EB-1A Pitfalls — What Specialists Catch
- Authorship without impact. Publishing in journals is not enough; cite-counts and downstream citations matter for criterion (vi).
- Internal awards counted as recognition. Awards from the petitioner's own employer don't count under criterion (i) without independent national or international stature.
- Membership in pay-to-join associations. Memberships in associations that don't require outstanding achievement (e.g. paid professional memberships) don't count under criterion (ii).
- Salary not contextualized. "$300K salary" needs comparative wage-survey data to establish that it's high relative to others in the field.
- Critical-role overstatement. Senior-engineer titles at well-known companies don't automatically establish critical-role; the actual role-impact-organization-reputation triangle has to be documented.
Bottom line
How to evaluate: match attorney experience to EB-1A extraordinary-ability self-petitions specifically — case-type approvals, engagement-letter clarity, communication cadence, and bar verification. We do not recommend lawyers; we describe what to look for.
Frequently asked questions
- What are red flags when choosing an immigration lawyer?

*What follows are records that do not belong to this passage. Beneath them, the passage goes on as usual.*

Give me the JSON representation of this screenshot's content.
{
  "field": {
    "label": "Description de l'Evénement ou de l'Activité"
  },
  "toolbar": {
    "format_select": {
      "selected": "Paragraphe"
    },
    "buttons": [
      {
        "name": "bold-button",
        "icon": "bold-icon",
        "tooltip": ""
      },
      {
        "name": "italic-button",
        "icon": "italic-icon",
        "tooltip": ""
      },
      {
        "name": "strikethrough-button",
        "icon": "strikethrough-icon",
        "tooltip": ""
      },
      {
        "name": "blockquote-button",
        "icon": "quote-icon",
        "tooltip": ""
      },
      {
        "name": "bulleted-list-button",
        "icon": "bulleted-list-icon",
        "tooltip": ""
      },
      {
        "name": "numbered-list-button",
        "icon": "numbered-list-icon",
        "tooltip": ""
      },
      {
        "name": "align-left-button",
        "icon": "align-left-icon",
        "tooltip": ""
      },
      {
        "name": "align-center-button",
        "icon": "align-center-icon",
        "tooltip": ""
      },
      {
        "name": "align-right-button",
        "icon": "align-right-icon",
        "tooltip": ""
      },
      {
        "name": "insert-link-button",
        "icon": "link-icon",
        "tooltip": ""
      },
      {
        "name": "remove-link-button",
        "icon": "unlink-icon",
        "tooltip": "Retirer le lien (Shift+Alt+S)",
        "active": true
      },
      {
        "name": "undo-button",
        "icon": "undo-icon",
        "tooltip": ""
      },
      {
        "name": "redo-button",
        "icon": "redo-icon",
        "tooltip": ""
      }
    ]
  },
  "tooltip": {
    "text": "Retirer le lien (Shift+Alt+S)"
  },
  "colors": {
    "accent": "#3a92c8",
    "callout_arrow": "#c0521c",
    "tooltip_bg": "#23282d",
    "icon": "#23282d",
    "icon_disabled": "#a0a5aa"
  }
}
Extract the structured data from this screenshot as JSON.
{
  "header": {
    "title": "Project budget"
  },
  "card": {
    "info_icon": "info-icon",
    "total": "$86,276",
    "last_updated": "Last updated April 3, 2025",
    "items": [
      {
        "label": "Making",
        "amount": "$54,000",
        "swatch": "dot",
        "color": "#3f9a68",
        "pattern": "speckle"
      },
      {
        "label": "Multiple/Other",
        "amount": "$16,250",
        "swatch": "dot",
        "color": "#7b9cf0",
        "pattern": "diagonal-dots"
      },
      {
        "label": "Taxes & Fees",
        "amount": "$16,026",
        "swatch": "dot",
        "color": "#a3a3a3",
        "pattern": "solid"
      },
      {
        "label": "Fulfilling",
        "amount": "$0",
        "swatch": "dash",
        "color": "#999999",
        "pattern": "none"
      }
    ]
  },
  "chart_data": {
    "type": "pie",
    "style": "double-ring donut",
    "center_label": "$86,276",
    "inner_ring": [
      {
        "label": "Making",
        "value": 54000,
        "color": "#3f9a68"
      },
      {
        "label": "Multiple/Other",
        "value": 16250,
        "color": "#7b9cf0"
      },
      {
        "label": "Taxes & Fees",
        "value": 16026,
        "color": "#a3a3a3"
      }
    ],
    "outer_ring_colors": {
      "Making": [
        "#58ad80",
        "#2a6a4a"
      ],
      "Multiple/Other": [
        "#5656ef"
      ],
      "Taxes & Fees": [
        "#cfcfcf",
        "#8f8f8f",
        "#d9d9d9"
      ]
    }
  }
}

- Watch for: guaranteed-outcome promises (no attorney can guarantee a USCIS approval), opaque fee structures, refusal to provide a written engagement letter, pressure to sign on the first call, and any non-attorney 'consultant' who offers to file forms for a fee in states where that is unauthorized practice.
- Where can I find low-cost or pro-bono immigration help?
- Pro-bono immigration help is available through nonprofit legal-aid organizations (e.g. CLINIC, AILA pro-bono pairings, local legal-aid societies). EOIR maintains a list of recognized organizations and accredited representatives at justice.gov/eoir.
- How much does an immigration lawyer cost for EB-1A lawyer?
- Most US immigration attorneys quote flat fees for predictable form filings and hourly billing for litigation, appeals, or complex consular issues. Always ask for a written engagement letter listing what is and is not included.
- How do I know if an immigration attorney is licensed?
- Beyond bar verification, search the EOIR list of recognized organizations and accredited representatives if you are working with a non-profit. Be cautious of 'visa consultants' or 'notarios' who are not licensed attorneys — that practice is unauthorized in most states.
- What questions should I ask before hiring?
- Ask about prior approvals in the specific category you are filing — for EB-1A lawyer, that means specific case types, not 'years of immigration experience' broadly. Ask for the engagement letter, fee structure, refund policy, communication cadence, and who will actually handle the file.